Surgical Procedure: The surgery involves opening the chest or thoracic cavity by cutting through the sternum (bone to which the ribs are attached at the midline). This enables the surgeon to directly access the heart to carry out the operation.
The surgical procedure utilizes either the lateral tunnel method or the extra-cardiac method to enable the venous blood to reach the lungs. In either of these methods, a hole or “fenestration” is made between the Fontan circuit and the right atrium to ease pressure build-up. The post-operative recovery phase is more stable in patients who have fenestrations and they also have less prolonged pleural effusions, which is a common complication of the surgery. The fenestrations may close spontaneously a few months post-surgery, or can be done by cardiac catheterization, in which a long thin tube (catheter) is inserted in an artery or vein in the neck or arm and threaded through the blood vessels into the heart.
What Happens after the Fontan Procedure?
- Waking up from Anesthesia: Once the surgery is over your child will wake up and the tube down the wind pipe will be removed. Your child will be asked to open his/her eyes before the tube is removed. There may be a tube going into the stomach called a nasogastric or Ryle’s tube to keep it empty. There will also be an IV line. Your child will remain on oxygen. Once fully awake, your child will be shifted on the trolley and taken to the recovery room.

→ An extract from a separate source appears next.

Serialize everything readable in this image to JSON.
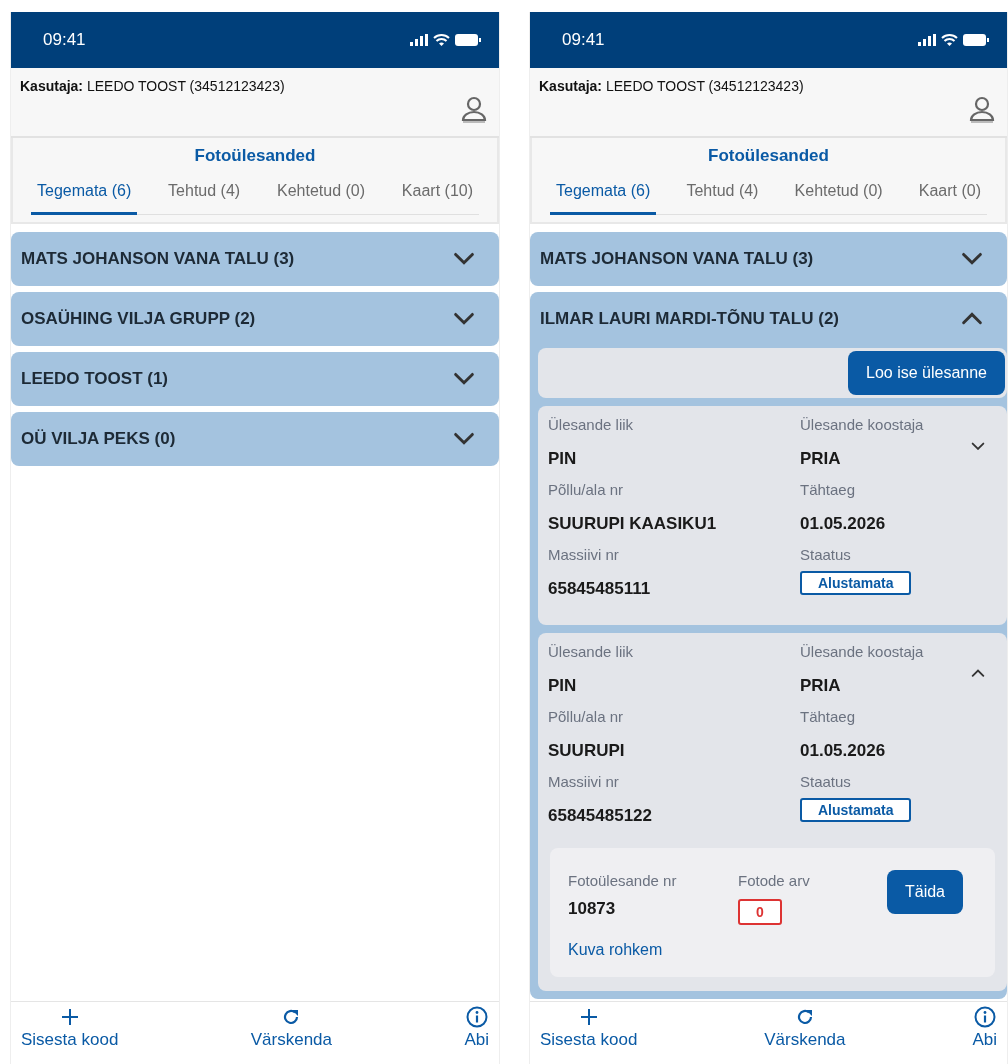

Recovery after Fontan Procedure
- Recovery Room: In the recovery room, your child’s vitals will be monitored and observed for an hour or two before shifting to the room or a ward. Painkillers may be prescribed depending on the extent of the pain.
- Post-operative Recovery: Your child will remain in the hospital for a few days following the procedure. Normally, on the first day, your child will not be allowed much to drink or eat. Once the bowels start recovering, your child will be given fluids and a light diet. This may take one to three days.
- Change of dressing will be done as required. The IV lines for fluids and drugs will continue for a few days till your child starts eating normally.
What are the Risks & Complications of Fontan Procedure?
As with any type of surgery, bleeding is an inherent risk of the Fontan procedure. Besides this general risk, there are some complications that a specific to the Fontan procedure:
- Stenosis (narrowing) of pulmonary arteries, leading to pulmonary hypertension (increased pulmonary blood pressure).
- Atrio-ventricular valve regurgitation (backflow of blood due to a defective heart valve between the atrium and ventricle).
- Stenosis (narrowing) of the surgically constructed tube or conduit.
- Formation of blood clots and emboli, including pulmonary embolism.
- Increased pressure in the IVC causing liver damage (cirrhosis), liver failure, liver cancer, and increased blood pressure in the liver blood vessels (portal hypertension).
- Ventricular failure causing inability to perform strenuous exercise (exercise intolerance), ischemia, and infarction.
- Pleural effusion or collection of fluid around the lungs leading to breathlessness and a longer hospital stay.